Asking rents have stalled in capital cities after a spike in investment property purchases pushed up supply in the rental market.
In cities where home and apartment prices have risen, the slowdown in rental growth has led to yield depression in the past year.
Rental growth for houses was flat in most cities in the September quarter and fell in some areas for units, research from Domain Group showed.
Property lending for investors has been at a record high, with broker firm AFG saying investors made up almost half the new loans processed in NSW last month and more than 30 per cent in the other states.
Foreign investment has also boosted the number of homes available to rent.
The rental market has become more affordable for tenants in Canberra and Perth as landlord returns fall.
Asking rents were down six per cent in Perth to $395 for units and $450 for houses.
In Canberra, rents have fallen to $380 a week for units and $450 for homes.
Yields for homes have dropped more than six per cent in both cities compared with the 2013 September quarter.

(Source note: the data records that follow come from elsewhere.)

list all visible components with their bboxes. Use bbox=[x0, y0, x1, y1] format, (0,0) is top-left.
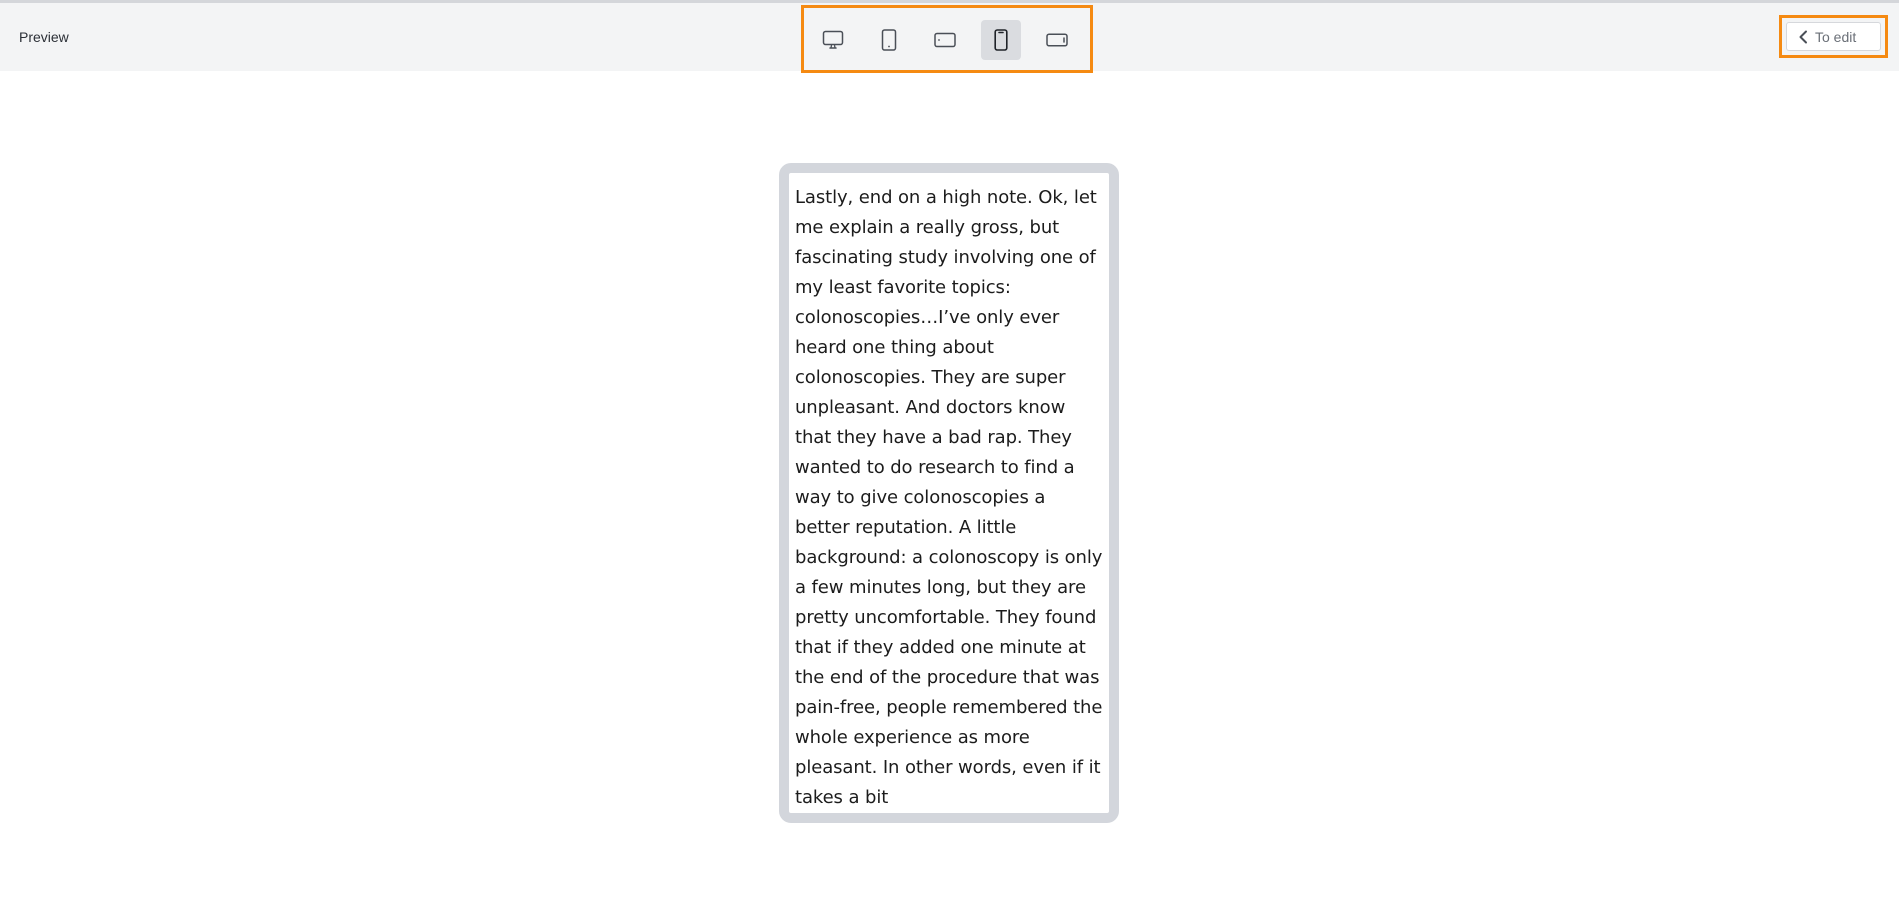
phone-icon bbox=[994, 29, 1008, 51]
device-desktop-button[interactable] bbox=[813, 20, 853, 60]
to-edit-button[interactable]: To edit bbox=[1786, 22, 1881, 51]
tablet-landscape-icon bbox=[934, 32, 956, 48]
phone-preview-frame[interactable]: Lastly, end on a high note. Ok, let me e… bbox=[779, 163, 1119, 823]
device-switcher bbox=[801, 5, 1093, 73]
monitor-icon bbox=[822, 30, 844, 49]
device-phone-button[interactable] bbox=[981, 20, 1021, 60]
to-edit-highlight: To edit bbox=[1779, 15, 1888, 58]
phone-landscape-icon bbox=[1046, 33, 1068, 47]
device-tablet-landscape-button[interactable] bbox=[925, 20, 965, 60]
device-phone-landscape-button[interactable] bbox=[1037, 20, 1077, 60]
tablet-icon bbox=[881, 29, 897, 51]
preview-body-text: Lastly, end on a high note. Ok, let me e… bbox=[795, 187, 1103, 808]
page-title: Preview bbox=[19, 29, 69, 45]
device-tablet-button[interactable] bbox=[869, 20, 909, 60]
to-edit-label: To edit bbox=[1815, 28, 1857, 45]
chevron-left-icon bbox=[1799, 30, 1807, 43]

Unit yields have also dropped more than six per cent year-on-year to 4.52 per cent.
In Melbourne, where apartment supply has continued to grow, yields remained steady at 4.55 per cent for units and fell 3.6 per cent for houses to 4.12 per cent.
Melbourne’s median asking rent for a home is $380 a week and $370 a week for units.

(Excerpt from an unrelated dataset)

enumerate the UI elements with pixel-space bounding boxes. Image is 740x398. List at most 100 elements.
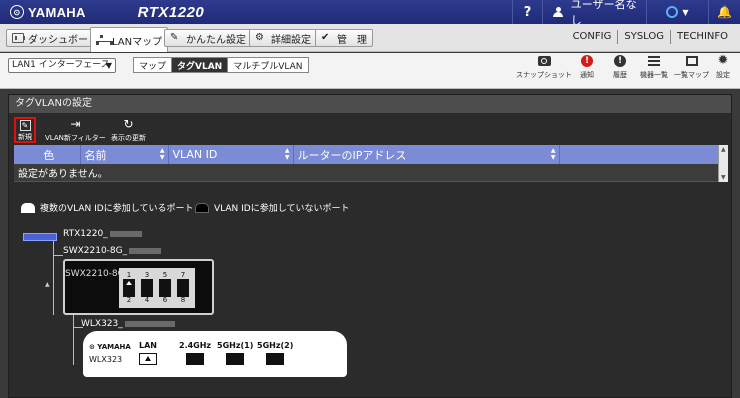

Despite a slowdown in Darwin property, the rental market is still tight and the median asking rent for a home is $660 a week – the highest in the country, followed by Sydney at $510.
Sydney has been the country’s strongest-performing residential property market for the past year.

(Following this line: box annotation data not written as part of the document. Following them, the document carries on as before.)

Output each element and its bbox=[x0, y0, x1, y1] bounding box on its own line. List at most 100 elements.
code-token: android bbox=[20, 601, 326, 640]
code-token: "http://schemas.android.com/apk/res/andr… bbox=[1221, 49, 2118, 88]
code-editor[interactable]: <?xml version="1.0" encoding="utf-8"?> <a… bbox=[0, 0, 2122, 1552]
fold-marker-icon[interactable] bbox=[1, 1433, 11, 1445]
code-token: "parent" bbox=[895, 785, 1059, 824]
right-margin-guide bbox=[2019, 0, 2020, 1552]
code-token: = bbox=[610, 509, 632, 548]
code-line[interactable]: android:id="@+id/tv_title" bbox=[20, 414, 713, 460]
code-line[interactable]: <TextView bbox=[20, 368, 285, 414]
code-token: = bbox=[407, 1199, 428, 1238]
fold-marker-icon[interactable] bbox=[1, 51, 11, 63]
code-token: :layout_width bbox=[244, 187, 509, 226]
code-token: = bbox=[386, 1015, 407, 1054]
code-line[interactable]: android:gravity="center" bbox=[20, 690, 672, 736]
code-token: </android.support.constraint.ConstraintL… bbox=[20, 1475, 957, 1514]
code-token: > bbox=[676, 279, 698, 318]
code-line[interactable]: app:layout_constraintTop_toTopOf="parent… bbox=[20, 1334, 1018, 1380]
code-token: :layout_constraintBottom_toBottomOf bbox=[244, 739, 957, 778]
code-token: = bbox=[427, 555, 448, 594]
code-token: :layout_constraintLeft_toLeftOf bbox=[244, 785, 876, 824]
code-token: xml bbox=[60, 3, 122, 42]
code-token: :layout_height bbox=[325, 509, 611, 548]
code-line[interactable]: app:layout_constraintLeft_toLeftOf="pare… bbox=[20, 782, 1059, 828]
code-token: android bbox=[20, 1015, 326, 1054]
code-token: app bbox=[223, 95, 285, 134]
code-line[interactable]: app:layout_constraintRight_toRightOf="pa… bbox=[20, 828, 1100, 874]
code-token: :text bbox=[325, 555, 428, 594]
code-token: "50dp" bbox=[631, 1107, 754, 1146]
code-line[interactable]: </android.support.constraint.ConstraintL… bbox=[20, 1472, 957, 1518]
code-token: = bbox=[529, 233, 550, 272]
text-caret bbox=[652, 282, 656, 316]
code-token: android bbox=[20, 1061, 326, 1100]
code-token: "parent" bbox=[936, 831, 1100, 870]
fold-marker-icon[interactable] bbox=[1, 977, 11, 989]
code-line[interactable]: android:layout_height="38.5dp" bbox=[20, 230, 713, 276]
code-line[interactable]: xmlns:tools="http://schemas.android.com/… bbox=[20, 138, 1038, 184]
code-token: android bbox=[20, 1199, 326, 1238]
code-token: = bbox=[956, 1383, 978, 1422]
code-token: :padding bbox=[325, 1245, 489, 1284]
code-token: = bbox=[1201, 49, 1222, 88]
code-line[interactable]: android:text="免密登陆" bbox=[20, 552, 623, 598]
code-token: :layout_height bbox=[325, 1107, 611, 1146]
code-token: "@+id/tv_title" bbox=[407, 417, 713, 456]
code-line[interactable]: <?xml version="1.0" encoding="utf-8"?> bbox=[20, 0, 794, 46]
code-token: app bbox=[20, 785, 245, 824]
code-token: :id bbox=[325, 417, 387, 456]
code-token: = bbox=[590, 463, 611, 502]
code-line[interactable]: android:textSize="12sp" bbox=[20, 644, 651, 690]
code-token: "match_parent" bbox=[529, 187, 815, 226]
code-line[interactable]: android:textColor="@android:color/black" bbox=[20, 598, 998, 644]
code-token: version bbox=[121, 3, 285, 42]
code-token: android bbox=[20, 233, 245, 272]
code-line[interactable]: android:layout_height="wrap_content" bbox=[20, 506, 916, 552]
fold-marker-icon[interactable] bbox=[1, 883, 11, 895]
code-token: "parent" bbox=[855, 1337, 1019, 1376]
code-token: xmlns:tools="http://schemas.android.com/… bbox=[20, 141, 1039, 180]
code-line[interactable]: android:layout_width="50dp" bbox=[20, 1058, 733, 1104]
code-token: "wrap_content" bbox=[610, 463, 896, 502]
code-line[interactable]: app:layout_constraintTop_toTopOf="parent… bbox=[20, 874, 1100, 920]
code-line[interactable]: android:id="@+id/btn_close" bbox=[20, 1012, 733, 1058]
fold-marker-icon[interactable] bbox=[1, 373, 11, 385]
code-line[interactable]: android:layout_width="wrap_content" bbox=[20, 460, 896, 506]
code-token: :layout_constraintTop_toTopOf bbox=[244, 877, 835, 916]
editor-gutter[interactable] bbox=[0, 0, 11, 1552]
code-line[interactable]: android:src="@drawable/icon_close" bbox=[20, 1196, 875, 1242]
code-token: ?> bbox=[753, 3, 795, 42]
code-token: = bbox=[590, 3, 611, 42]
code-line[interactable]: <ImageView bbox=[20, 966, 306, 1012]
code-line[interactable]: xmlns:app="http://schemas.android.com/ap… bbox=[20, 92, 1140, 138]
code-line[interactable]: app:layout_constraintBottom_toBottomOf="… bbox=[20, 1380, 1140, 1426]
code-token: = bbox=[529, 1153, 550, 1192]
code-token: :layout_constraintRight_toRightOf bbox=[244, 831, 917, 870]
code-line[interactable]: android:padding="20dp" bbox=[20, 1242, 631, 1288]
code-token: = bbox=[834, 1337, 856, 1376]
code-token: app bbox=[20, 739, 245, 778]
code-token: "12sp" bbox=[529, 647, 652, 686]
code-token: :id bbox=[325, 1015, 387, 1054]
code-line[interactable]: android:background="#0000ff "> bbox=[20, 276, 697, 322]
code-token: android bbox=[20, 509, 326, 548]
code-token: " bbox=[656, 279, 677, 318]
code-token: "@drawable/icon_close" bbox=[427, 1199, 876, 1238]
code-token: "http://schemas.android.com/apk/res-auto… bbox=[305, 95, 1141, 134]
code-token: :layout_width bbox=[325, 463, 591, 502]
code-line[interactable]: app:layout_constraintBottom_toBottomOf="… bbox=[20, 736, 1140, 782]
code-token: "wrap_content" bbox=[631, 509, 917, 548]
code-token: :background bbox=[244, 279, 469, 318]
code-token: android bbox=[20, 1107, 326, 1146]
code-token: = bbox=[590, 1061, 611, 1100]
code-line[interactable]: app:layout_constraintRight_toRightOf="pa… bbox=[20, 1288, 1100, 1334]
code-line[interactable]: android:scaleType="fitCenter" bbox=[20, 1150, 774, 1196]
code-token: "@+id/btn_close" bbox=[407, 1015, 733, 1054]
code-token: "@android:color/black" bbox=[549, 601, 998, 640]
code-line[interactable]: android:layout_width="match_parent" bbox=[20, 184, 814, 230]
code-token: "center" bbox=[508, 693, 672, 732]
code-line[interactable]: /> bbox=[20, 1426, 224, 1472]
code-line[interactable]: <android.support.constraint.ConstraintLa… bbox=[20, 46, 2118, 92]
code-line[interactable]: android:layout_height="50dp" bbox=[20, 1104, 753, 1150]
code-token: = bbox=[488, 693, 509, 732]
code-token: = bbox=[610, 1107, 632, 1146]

Investment lending and construction has surged but rents have held steady as demand is still strong.
Yields, however, have compressed because of the consistent rise in property values.
In the past year, year-on-year yields for Sydney houses fell 6.9 per cent to 4.1 per cent but were steady in the past quarter.
“Although we’ve seen a pause in rental growth over the September quarter, demand will continue to put upward pressure on rents in Sydney,” Domain Group senior economist Dr Andrew Wilson said.